Formularon cargos a integrantes de una comunidad mapuche por bloqueos en Añelo
La fiscalía acusó a un grupo de personas de impedir durante más de un mes el acceso a una cantera en Añelo, afectando una actividad minera. La Justicia avaló la investigación y dictó medidas para evitar nuevos bloqueos

La Justicia de Neuquén avanzó en una causa vinculada a un conflicto territorial y productivo en la zona de Añelo, luego de que el Ministerio Público Fiscal formulara cargos contra integrantes de una comunidad mapuche acusados de bloquear el acceso a una cantera e impedir el desarrollo de actividades mineras en el lugar.
La audiencia estuvo encabezada por el fiscal jefe Pablo Vignaroli y la asistente letrada Tanya Cid, quienes atribuyeron a los imputados haber protagonizado una ocupación y bloqueo que, según la acusación, se extendió durante varias semanas y generó perjuicios económicos al propietario del predio.
De acuerdo con la reconstrucción presentada por la fiscalía, los hechos comenzaron el 24 de enero de este año, cuando un grupo de personas ingresó al inmueble rural y obstaculizó el acceso de trabajadores que se disponían a iniciar tareas de explotación minera. Según se expuso, los operarios fueron interceptados y advertidos de que sus vehículos podrían ser dañados o incendiados si intentaban ingresar.
La acusación sostiene que el bloqueo fue sostenido mediante la colocación de camionetas en los accesos y la permanencia continua de personas en el lugar, con estructuras precarias y relevos organizados para impedir el ingreso del titular del predio y del personal vinculado a la explotación.

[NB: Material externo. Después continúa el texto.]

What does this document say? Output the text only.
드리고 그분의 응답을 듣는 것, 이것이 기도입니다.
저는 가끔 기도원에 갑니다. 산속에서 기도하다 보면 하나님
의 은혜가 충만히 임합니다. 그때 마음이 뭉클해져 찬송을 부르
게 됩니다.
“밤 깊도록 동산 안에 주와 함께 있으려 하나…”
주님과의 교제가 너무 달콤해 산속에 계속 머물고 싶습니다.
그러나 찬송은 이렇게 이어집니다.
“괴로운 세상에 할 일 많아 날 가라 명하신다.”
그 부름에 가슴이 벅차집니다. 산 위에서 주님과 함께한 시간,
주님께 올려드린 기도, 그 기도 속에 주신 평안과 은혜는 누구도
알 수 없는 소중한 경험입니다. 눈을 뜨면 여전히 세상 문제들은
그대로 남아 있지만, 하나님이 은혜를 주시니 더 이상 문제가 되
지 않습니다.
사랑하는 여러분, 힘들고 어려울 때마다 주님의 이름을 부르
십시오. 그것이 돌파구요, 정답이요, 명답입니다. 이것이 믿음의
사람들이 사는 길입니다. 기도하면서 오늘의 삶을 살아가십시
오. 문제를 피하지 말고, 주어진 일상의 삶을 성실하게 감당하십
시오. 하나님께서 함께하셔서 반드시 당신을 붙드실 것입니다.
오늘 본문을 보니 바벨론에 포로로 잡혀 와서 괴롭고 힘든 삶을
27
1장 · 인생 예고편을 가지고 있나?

El caso quedó encuadrado provisoriamente en el delito de turbación de la posesión, previsto en el artículo 181 inciso 3 del Código Penal, en carácter de coautores. Durante la audiencia, la fiscalía presentó distintos elementos de prueba, entre ellos denuncias, testimonios, registros audiovisuales, actas policiales y documentación relacionada con la titularidad del inmueble.

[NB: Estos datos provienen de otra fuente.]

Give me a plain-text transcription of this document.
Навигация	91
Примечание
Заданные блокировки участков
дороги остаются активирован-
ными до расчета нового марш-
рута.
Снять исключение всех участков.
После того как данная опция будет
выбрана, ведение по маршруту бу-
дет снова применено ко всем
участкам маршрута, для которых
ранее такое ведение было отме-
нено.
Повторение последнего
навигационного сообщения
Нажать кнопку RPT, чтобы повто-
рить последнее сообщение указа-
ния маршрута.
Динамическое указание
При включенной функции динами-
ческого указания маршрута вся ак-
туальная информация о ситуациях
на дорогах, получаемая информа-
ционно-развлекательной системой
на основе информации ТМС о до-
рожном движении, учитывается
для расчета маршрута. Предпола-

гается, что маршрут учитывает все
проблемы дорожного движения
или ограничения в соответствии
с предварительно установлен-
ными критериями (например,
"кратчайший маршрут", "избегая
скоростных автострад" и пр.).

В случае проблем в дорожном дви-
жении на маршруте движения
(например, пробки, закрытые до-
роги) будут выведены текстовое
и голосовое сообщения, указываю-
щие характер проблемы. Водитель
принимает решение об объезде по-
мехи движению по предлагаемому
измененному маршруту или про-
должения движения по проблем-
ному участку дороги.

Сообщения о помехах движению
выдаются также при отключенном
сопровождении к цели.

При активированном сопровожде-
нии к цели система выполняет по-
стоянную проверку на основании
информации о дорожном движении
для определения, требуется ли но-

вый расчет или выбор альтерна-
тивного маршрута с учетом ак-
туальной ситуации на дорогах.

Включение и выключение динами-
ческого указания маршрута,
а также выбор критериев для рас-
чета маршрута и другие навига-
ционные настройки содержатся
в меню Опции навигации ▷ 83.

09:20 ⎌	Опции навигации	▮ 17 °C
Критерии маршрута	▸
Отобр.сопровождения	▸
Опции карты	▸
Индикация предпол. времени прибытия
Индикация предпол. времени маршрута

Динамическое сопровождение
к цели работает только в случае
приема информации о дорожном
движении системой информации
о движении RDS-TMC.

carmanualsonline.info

Además de la formulación de cargos, el Ministerio Público solicitó medidas cautelares para evitar nuevos episodios similares mientras avanza la investigación. Entre ellas, requirió la prohibición de realizar bloqueos o cualquier acto que afecte la posesión del inmueble, así como la imposibilidad de mantener contacto con el denunciante, trabajadores o personas vinculadas a la actividad minera.

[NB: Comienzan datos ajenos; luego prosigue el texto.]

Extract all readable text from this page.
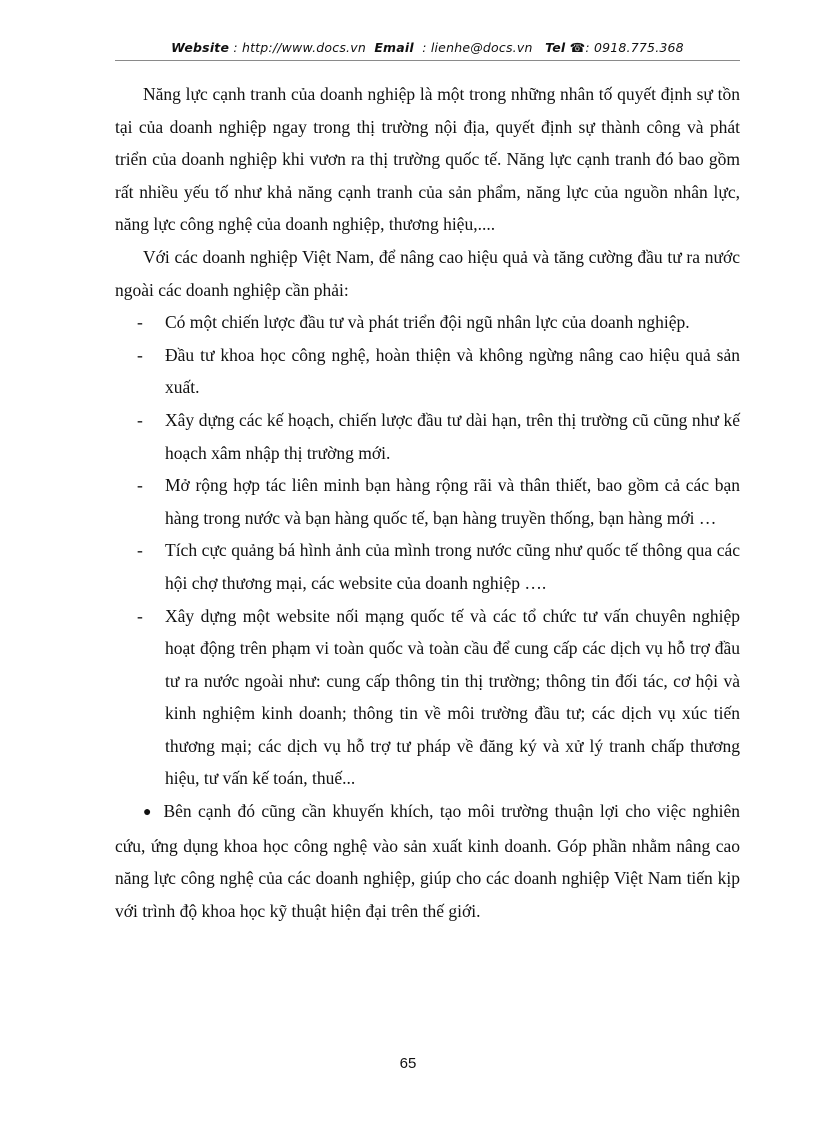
Website : http://www.docs.vn Email : lienhe@docs.vn Tel ☎: 0918.775.368

Năng lực cạnh tranh của doanh nghiệp là một trong những nhân tố quyết định sự tồn tại của doanh nghiệp ngay trong thị trường nội địa, quyết định sự thành công và phát triển của doanh nghiệp khi vươn ra thị trường quốc tế. Năng lực cạnh tranh đó bao gồm rất nhiều yếu tố như khả năng cạnh tranh của sản phẩm, năng lực của nguồn nhân lực, năng lực công nghệ của doanh nghiệp, thương hiệu,....

Với các doanh nghiệp Việt Nam, để nâng cao hiệu quả và tăng cường đầu tư ra nước ngoài các doanh nghiệp cần phải:

- Có một chiến lược đầu tư và phát triển đội ngũ nhân lực của doanh nghiệp.

- Đầu tư khoa học công nghệ, hoàn thiện và không ngừng nâng cao hiệu quả sản xuất.

- Xây dựng các kế hoạch, chiến lược đầu tư dài hạn, trên thị trường cũ cũng như kế hoạch xâm nhập thị trường mới.

- Mở rộng hợp tác liên minh bạn hàng rộng rãi và thân thiết, bao gồm cả các bạn hàng trong nước và bạn hàng quốc tế, bạn hàng truyền thống, bạn hàng mới …

- Tích cực quảng bá hình ảnh của mình trong nước cũng như quốc tế thông qua các hội chợ thương mại, các website của doanh nghiệp ….

- Xây dựng một website nối mạng quốc tế và các tổ chức tư vấn chuyên nghiệp hoạt động trên phạm vi toàn quốc và toàn cầu để cung cấp các dịch vụ hỗ trợ đầu tư ra nước ngoài như: cung cấp thông tin thị trường; thông tin đối tác, cơ hội và kinh nghiệm kinh doanh; thông tin về môi trường đầu tư; các dịch vụ xúc tiến thương mại; các dịch vụ hỗ trợ tư pháp về đăng ký và xử lý tranh chấp thương hiệu, tư vấn kế toán, thuế...

● Bên cạnh đó cũng cần khuyến khích, tạo môi trường thuận lợi cho việc nghiên cứu, ứng dụng khoa học công nghệ vào sản xuất kinh doanh. Góp phần nhằm nâng cao năng lực công nghệ của các doanh nghiệp, giúp cho các doanh nghiệp Việt Nam tiến kịp với trình độ khoa học kỹ thuật hiện đại trên thế giới.

65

La defensa rechazó la acusación y cuestionó tanto las medidas cautelares como la intervención de la jueza de garantías Carina Álvarez, aunque el planteo fue desestimado durante la audiencia.
Finalmente, la magistrada dio por formalizada la investigación y fijó un plazo de cuatro meses para el desarrollo de la etapa investigativa. También resolvió hacer lugar a las medidas de coerción solicitadas por la fiscalía, aunque descartó aplicar el agravante relacionado con la presunta participación de menores de edad, al considerar que su presencia en el lugar no implicó intervención directa en los hechos investigados.
En la misma resolución, la jueza rechazó pedidos de la defensa para recuperar un vehículo secuestrado y dejar sin efecto medidas sobre otros rodados utilizados durante la ocupación, al entender que podrían quedar sujetos a decomiso en caso de una eventual condena.